A typical example of this process is the so-called pig cycle. A typical example is the labor market. The decision for a certain apprenticeship is often determined by the current demand on the labor market. A few years later this often leads to an oversupply of workers.
This is illustrated in the figure above.1
Let us start this analysis at the point marked "Start" on the aggregate supply curve: Based on their expectations, the suppliers have produced the offered quantity. The consumers push down the price due to the high quantity produced (vertical line, intersection with demand curve). At this low price, it is only for a few suppliers worthwhile to continue producing (horizontal line). According to this supply, the demand pushes the price upwards again (vertical section), which in turn causes the suppliers to produce more (horizontal section) etc. (If the point "supply" is below equilibrium, the cycle starts with the price increase).

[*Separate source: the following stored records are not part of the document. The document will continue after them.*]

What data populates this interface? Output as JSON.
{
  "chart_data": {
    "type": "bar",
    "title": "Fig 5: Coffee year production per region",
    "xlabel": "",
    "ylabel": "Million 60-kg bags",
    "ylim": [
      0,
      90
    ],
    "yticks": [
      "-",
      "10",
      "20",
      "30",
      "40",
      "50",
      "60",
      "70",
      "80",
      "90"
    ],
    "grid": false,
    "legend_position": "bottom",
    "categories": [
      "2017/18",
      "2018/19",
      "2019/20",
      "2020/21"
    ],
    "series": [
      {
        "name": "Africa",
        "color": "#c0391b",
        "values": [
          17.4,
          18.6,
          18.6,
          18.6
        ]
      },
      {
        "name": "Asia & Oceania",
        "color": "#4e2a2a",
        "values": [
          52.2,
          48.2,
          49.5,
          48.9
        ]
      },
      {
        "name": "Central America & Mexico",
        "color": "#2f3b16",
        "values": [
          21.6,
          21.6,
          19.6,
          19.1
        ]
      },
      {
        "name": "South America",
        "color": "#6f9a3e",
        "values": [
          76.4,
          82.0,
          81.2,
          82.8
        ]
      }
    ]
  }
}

Although this sequence of action between consumers and suppliers is essentially always the same, it can lead to different results: Either the market equilibrium settles at the intersection of the demand and supply curve, or no equilibrium at all is achieved. The decisive factor for the result is the slope2 of the demand and supply function: If the supply curve is steeper in value than the demand curve, an equilibrium is established. If, however, it is flatter and the stability condition is therefore not met, no equilibrium is achieved; this is known as an "explosion" of the system. By shifting the demand and supply curve in the above figure, this situation can be illustrated.
1This graph is a so-called intertemporal or dynamic illustration, i.e. events at different points in time are shown within one graph. This approach makes it possible to see the development over time.
2Instead of the term slope, the term elasticity is often used. These are not identical, but the following connection applies: the steeper a curve is, at a given point, the less elastic it is.